Show that the operator $(x_n)_n\mapsto (\frac{x_n}{n}) $ is compact

Question

I want to show that the following operator is compact:

$$T:\mathbb \ell^p\rightarrow \mathbb \ell^p, \text{ }(x_n)_n\mapsto(\frac{x_n}{n})_n \text{ } 1\leq p<\infty$$

Its the first time that I am trying to show that an operator is compact.

I know the following three definitions of a compact operator:

Let $T:X\rightarrow Y$ be a bounded operator, then $T$ is compact if

1) The image of the unit ball is relatively compact or

2) The image of any bounded set in X is relatively compact or

3) Any bounded sequence $(x_n)$ in $X$ has a subsequence such that $Kx_{n_k}$ converges.

But I feel like none of this definitions can help me to prove the compactness of the operator directly.

Is there something like a "general way" to show this? At least for Operators from $\mathbb \ell^p\rightarrow \ell^p$ ?

Thanks in advance

Answer 1

Hint: If an operator can be approximated by finite rank operators, then it is compact. Try to show that $\|T-T_k\| \to 0$ for a suitable chosen sequence $\{ T_k\}$ of finite rank operators.

Try with $$ T_k: (x_1, x_2, \ldots)\mapsto (x_1, \frac{x_2}{2}, \ldots, \frac{x_k}{k}, 0, 0, \ldots ). $$ It is obvious that $rk(T_k)=k$, i.e., it is finite rank operator.
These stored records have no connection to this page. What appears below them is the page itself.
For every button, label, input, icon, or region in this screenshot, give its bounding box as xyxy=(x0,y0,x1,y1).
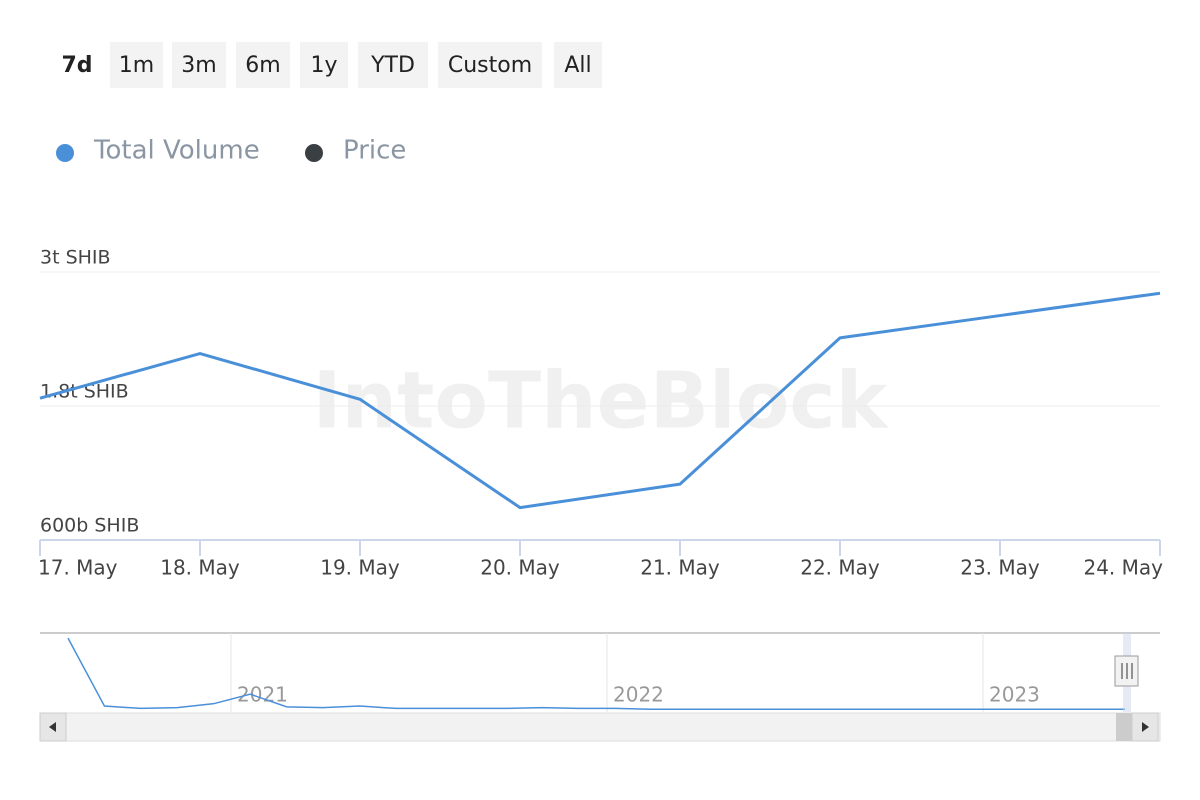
x-tick-label: 20. May xyxy=(480,556,560,580)
x-tick-label: 22. May xyxy=(800,556,880,580)
range-button[interactable] xyxy=(438,42,542,88)
x-tick-label: 17. May xyxy=(38,556,118,580)
series-line xyxy=(39,291,1161,510)
legend-marker[interactable] xyxy=(305,144,323,162)
range-button-label[interactable]: YTD xyxy=(370,53,415,78)
range-button-label[interactable]: 7d xyxy=(61,53,92,78)
legend-label[interactable]: Price xyxy=(343,136,406,166)
x-tick-label: 24. May xyxy=(1083,556,1163,580)
navigator-label: 2021 xyxy=(237,683,288,707)
range-button-label[interactable]: Custom xyxy=(448,53,532,78)
legend-label[interactable]: Total Volume xyxy=(93,136,260,166)
y-tick-label: 1.8t SHIB xyxy=(40,381,129,403)
navigator-label: 2022 xyxy=(613,683,664,707)
range-button[interactable] xyxy=(52,42,102,88)
x-tick-label: 23. May xyxy=(960,556,1040,580)
navigator-line xyxy=(67,637,1125,710)
range-button[interactable] xyxy=(358,42,428,88)
range-button-label[interactable]: All xyxy=(564,53,591,78)
range-button[interactable] xyxy=(300,42,348,88)
range-button-label[interactable]: 1m xyxy=(119,53,154,78)
range-button-label[interactable]: 3m xyxy=(181,53,216,78)
range-button[interactable] xyxy=(172,42,226,88)
arrow-left xyxy=(49,722,56,732)
range-button[interactable] xyxy=(110,42,163,88)
x-tick-label: 21. May xyxy=(640,556,720,580)
y-tick-label: 600b SHIB xyxy=(40,515,139,537)
legend-marker[interactable] xyxy=(56,144,74,162)
x-tick-label: 18. May xyxy=(160,556,240,580)
range-button[interactable] xyxy=(236,42,290,88)
range-button-label[interactable]: 1y xyxy=(310,53,337,78)
scrollbar-track xyxy=(39,712,1161,742)
arrow-right xyxy=(1142,722,1149,732)
navigator-label: 2023 xyxy=(989,683,1040,707)
range-button-label[interactable]: 6m xyxy=(245,53,280,78)
range-button[interactable] xyxy=(554,42,602,88)
scrollbar-thumb[interactable] xyxy=(1116,713,1132,741)
y-tick-label: 3t SHIB xyxy=(40,247,111,269)
x-tick-label: 19. May xyxy=(320,556,400,580)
Since $$ \| T-T_k\|^p=\sup\{ \sum_{n=k+1}^{\infty}\left|\frac{x_n}{n}\right|^p;\quad \sum_{n=1}^{\infty}|x_n|^p\leq 1\}\leq $$ $$\leq \frac{1}{(k+1)^p}\sup\{ \sum_{n=k+1}^{\infty}|x_n|^p;\quad \sum_{n=1}^{\infty}|x_n|^p\leq 1\} \leq \frac{1}{(k+1)^p}$$ we have $$ \| T-T_k\|\leq\frac{1}{k+1} \to 0\quad (k\to \infty). $$

Answer 2

The operator is of particular (diagonal ) form $$(Tx)_n=a_nx_n$$ Such operator is bounded iff $\sup_n|a_n|<\infty$. Moreover $\|T\|_{p\to p}=\sup|a_n|$, $1\le p\le\infty.$ It is compact iff $\lim_na_n=0.$